La philanthropie privée est entrée en action. Un assortiment de fondations a apporté des dizaines de millions de dollars de financement à l’administration des élections. L’Initiative Chan Zuckerberg a apporté 300 millions de dollars. « C’est un échec au niveau fédéral que 2500 fonctionnaires électoraux locaux aient été obligés de demander des subventions philanthropiques pour répondre à leurs besoins », explique Amber McReynolds, ancienne fonctionnaire électorale de Denver qui dirige le National Vote at Home Institute, un organisme non partisan.

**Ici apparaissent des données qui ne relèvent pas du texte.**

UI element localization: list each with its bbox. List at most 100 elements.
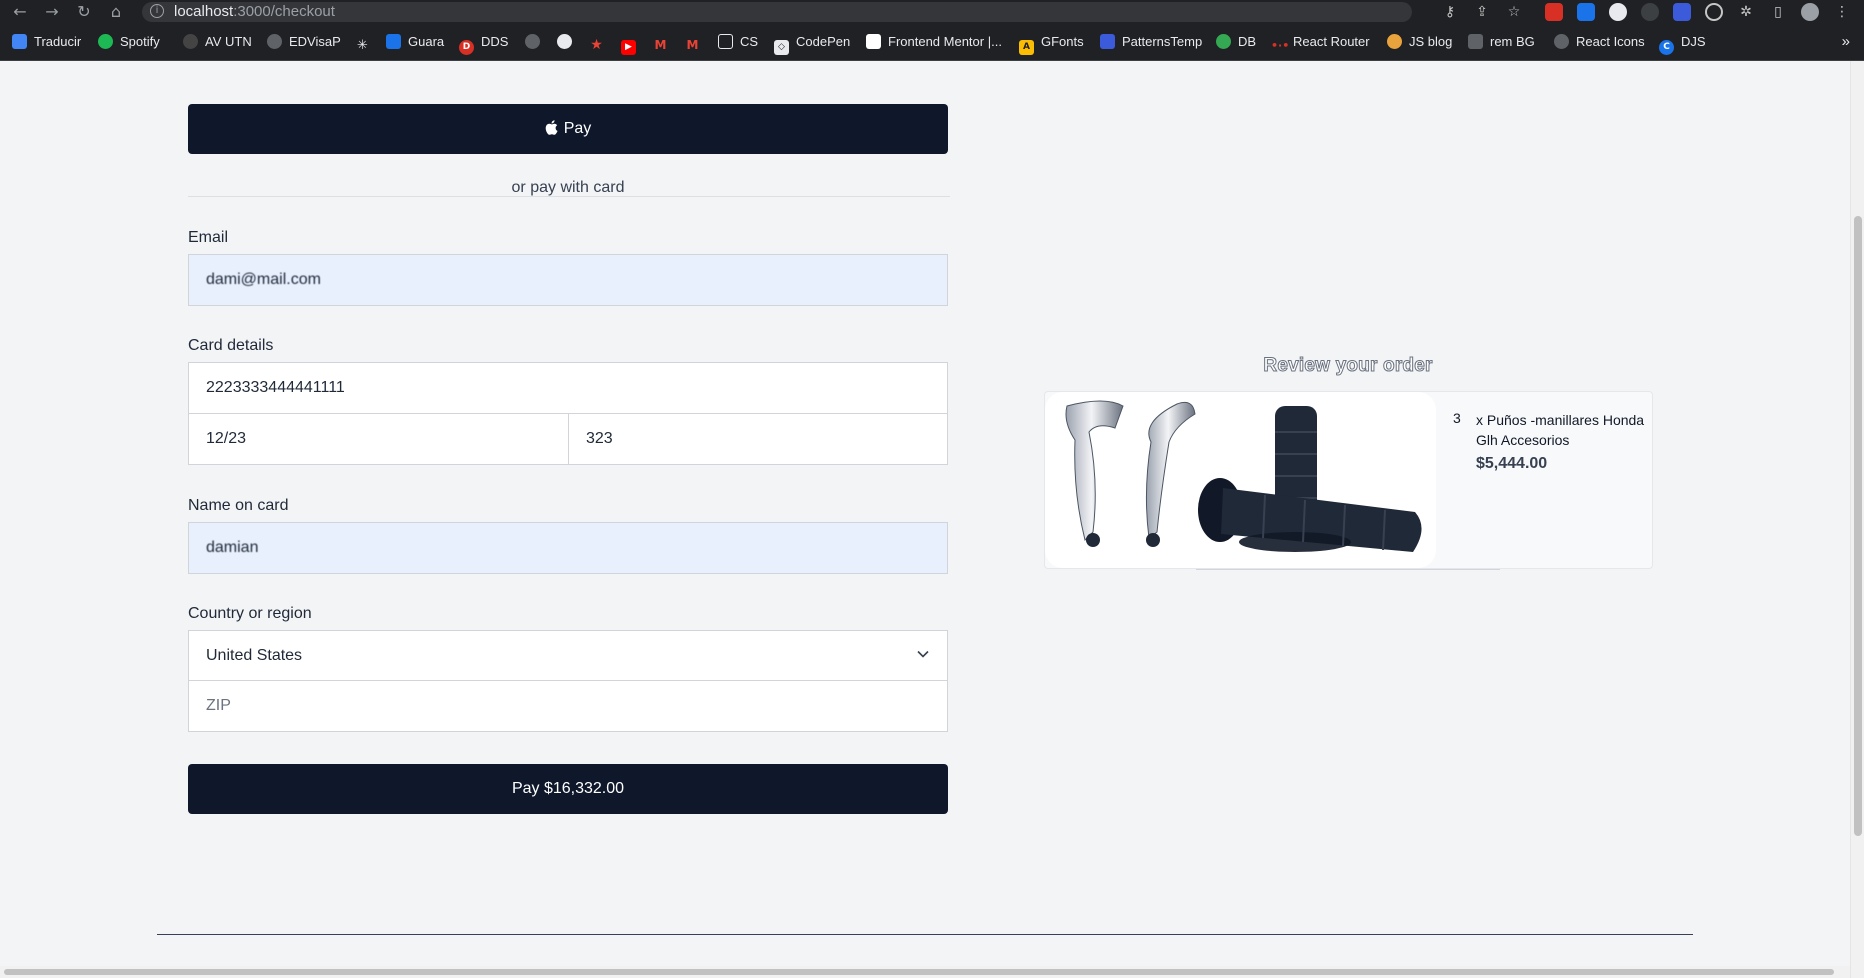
bookmark-item[interactable]: ▶ — [621, 33, 643, 55]
item-quantity: 3 — [1453, 410, 1461, 426]
zip-field[interactable]: ZIP — [188, 680, 948, 732]
star-icon[interactable]: ☆ — [1505, 3, 1523, 21]
bookmark-item[interactable]: PatternsTemp — [1100, 33, 1202, 51]
review-order-title: Review your order — [1263, 355, 1433, 377]
extension-icon[interactable] — [1705, 3, 1723, 21]
bookmark-item[interactable]: EDVisaP — [267, 33, 341, 51]
scrollbar-thumb[interactable] — [1854, 216, 1862, 836]
apple-pay-button[interactable]: Pay — [188, 104, 948, 154]
globe-icon — [267, 34, 282, 49]
email-label: Email — [188, 229, 229, 246]
card-expiry-field[interactable]: 12/23 — [188, 413, 569, 465]
more-bookmarks-icon[interactable]: » — [1842, 33, 1850, 50]
country-select[interactable]: United States — [188, 630, 948, 681]
globe-icon — [1554, 34, 1569, 49]
address-bar[interactable]: i localhost:3000/checkout — [142, 2, 1412, 22]
name-on-card-value: damian — [206, 539, 259, 556]
bookmark-item[interactable]: React Icons — [1554, 33, 1645, 51]
pay-button-label: Pay $16,332.00 — [511, 780, 625, 797]
extension-icon[interactable] — [1545, 3, 1563, 21]
bookmark-item[interactable]: JS blog — [1387, 33, 1452, 51]
bookmark-item[interactable]: Frontend Mentor |... — [866, 33, 1002, 51]
divider — [1196, 569, 1500, 570]
bookmark-favicon-icon — [1387, 34, 1402, 49]
bookmark-favicon-icon — [12, 34, 27, 49]
puzzle-icon[interactable]: ✲ — [1737, 3, 1755, 21]
bookmark-item[interactable]: Traducir — [12, 33, 81, 51]
footer-divider — [157, 934, 1693, 935]
bookmark-item[interactable]: CS — [718, 33, 758, 51]
apple-icon — [545, 120, 558, 135]
vertical-scrollbar[interactable] — [1850, 61, 1864, 978]
site-info-icon[interactable]: i — [150, 4, 164, 18]
bookmarks-bar: Traducir Spotify AV UTN EDVisaP ✳ Guara … — [0, 24, 1864, 61]
url-path: :3000/checkout — [233, 3, 335, 20]
globe-icon — [525, 34, 540, 49]
bookmark-favicon-icon — [1468, 34, 1483, 49]
product-image — [1045, 392, 1436, 568]
zip-placeholder: ZIP — [206, 697, 231, 714]
bookmark-item[interactable]: Guara — [386, 33, 444, 51]
apple-pay-label: Pay — [563, 120, 592, 137]
react-router-icon: •·• — [1271, 39, 1290, 52]
spotify-icon — [98, 34, 113, 49]
bookmark-item[interactable]: M — [653, 33, 675, 52]
home-icon[interactable]: ⌂ — [106, 2, 126, 22]
item-price: $5,444.00 — [1476, 455, 1548, 472]
bookmark-favicon-icon: C — [1659, 40, 1674, 55]
bookmark-item[interactable]: A GFonts — [1019, 33, 1084, 55]
email-value: dami@mail.com — [206, 271, 321, 288]
chevron-down-icon — [917, 650, 929, 658]
bookmark-item[interactable]: D DDS — [459, 33, 508, 55]
name-on-card-field[interactable]: damian — [188, 522, 948, 574]
country-value: United States — [206, 647, 303, 664]
key-icon[interactable]: ⚷ — [1441, 3, 1459, 21]
bookmark-item[interactable]: •·• React Router — [1271, 33, 1370, 52]
extension-icon[interactable] — [1577, 3, 1595, 21]
bookmark-item[interactable]: ✳ — [355, 33, 377, 53]
bookmark-item[interactable]: DB — [1216, 33, 1256, 51]
bookmark-item[interactable] — [557, 33, 579, 51]
or-pay-with-card-text: or pay with card — [511, 179, 625, 196]
bookmark-item[interactable]: AV UTN — [183, 33, 252, 51]
bookmark-item[interactable]: M — [685, 33, 707, 52]
reload-icon[interactable]: ↻ — [74, 2, 94, 22]
card-details-label: Card details — [188, 337, 274, 354]
bookmark-favicon-icon — [1100, 34, 1115, 49]
back-icon[interactable]: ← — [10, 2, 30, 22]
checkout-page: Pay or pay with card Email dami@mail.com… — [0, 61, 1864, 978]
card-cvc-field[interactable]: 323 — [568, 413, 948, 465]
horizontal-scrollbar[interactable] — [0, 966, 1850, 978]
side-panel-icon[interactable]: ▯ — [1769, 3, 1787, 21]
bookmark-item[interactable]: C DJS — [1659, 33, 1706, 55]
scrollbar-thumb[interactable] — [4, 969, 1834, 975]
extension-icon[interactable] — [1641, 3, 1659, 21]
email-field[interactable]: dami@mail.com — [188, 254, 948, 306]
browser-toolbar: ← → ↻ ⌂ i localhost:3000/checkout ⚷ ⇪ ☆ … — [0, 0, 1864, 24]
order-item: 3 x Puños -manillares Honda Glh Accesori… — [1044, 391, 1653, 569]
square-icon — [718, 34, 733, 49]
pay-button[interactable]: Pay $16,332.00 — [188, 764, 948, 814]
avatar[interactable] — [1801, 3, 1819, 21]
extension-icon[interactable] — [1673, 3, 1691, 21]
github-icon — [557, 34, 572, 49]
item-name: x Puños -manillares Honda Glh Accesorios — [1476, 412, 1645, 448]
database-icon — [1216, 34, 1231, 49]
bookmark-item[interactable]: Spotify — [98, 33, 160, 51]
bookmark-item[interactable]: ◇ CodePen — [774, 33, 850, 55]
product-photo — [1065, 400, 1422, 552]
menu-icon[interactable]: ⋮ — [1833, 3, 1851, 21]
bookmark-favicon-icon — [386, 34, 401, 49]
bookmark-favicon-icon: D — [459, 40, 474, 55]
sparkle-icon: ✳ — [357, 38, 368, 53]
card-number-value: 2223333444441111 — [206, 379, 345, 396]
codepen-icon: ◇ — [774, 40, 789, 55]
bookmark-item[interactable]: ★ — [589, 33, 611, 53]
forward-icon[interactable]: → — [42, 2, 62, 22]
card-number-field[interactable]: 2223333444441111 — [188, 362, 948, 414]
bookmark-item[interactable] — [525, 33, 547, 51]
share-icon[interactable]: ⇪ — [1473, 3, 1491, 21]
name-on-card-label: Name on card — [188, 497, 289, 514]
bookmark-item[interactable]: rem BG — [1468, 33, 1535, 51]
extension-icon[interactable] — [1609, 3, 1627, 21]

L’organisation de McReynolds, créée il y a deux ans, est devenue un centre d’échange pour une nation qui lutte pour s’adapter. L’institut a donné aux secrétaires d’État des deux partis des conseils techniques sur tout, des fournisseurs à choisir jusqu’à la localisation des boîtes de dépôt. Les fonctionnaires locaux sont les sources les plus fiables d’information sur les élections, mais peu d’entre eux ont les moyens de s’offrir un attaché de presse, c’est pourquoi l’institut a distribué des kits de communication. Lors d’une présentation au groupe de Podhorzer, M. McReynolds a détaillé l’importance des bulletins de vote par correspondance pour raccourcir les files d’attente dans les bureaux de vote et prévenir une crise électorale.

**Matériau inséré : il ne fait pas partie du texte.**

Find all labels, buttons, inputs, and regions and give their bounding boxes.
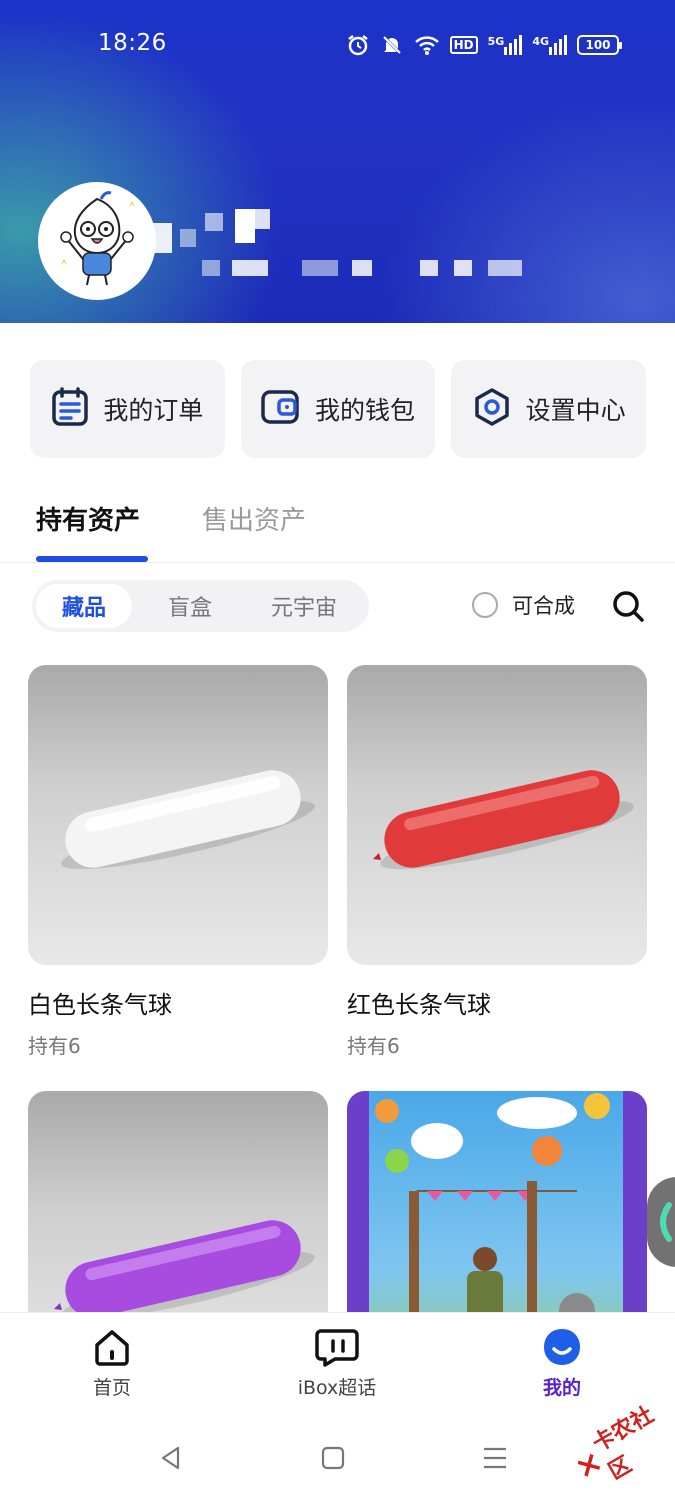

Le travail de l’institut a aidé 37 États et Washington à renforcer le vote par correspondance. Mais cela ne vaudrait pas grand-chose si les gens n’en profitaient pas. Une partie du défi était d’ordre logistique : chaque État a des règles différentes pour savoir quand et comment les bulletins de vote doivent être demandés et retournés. Le Centre de participation des électeurs, qui, en temps normal, aurait soutenu des groupes locaux déployant des démarcheurs en porte-à-porte pour inciter à aller voter, a plutôt organisé des groupes de discussion en avril et en mai pour savoir ce qui inciterait les gens à voter par correspondance. En août et septembre, il a envoyé des demandes de vote à 15 millions de personnes dans les États clés, dont 4,6 millions les ont retournées. Dans des mailings et des annonces numériques, le groupe a exhorté les gens à ne pas attendre le jour du scrutin. « Tout le travail que nous avons accompli pendant 17 ans a été construit pour ce moment de mise en place de la démocratie à la porte des gens », déclare Tom Lopach, le PDG du centre.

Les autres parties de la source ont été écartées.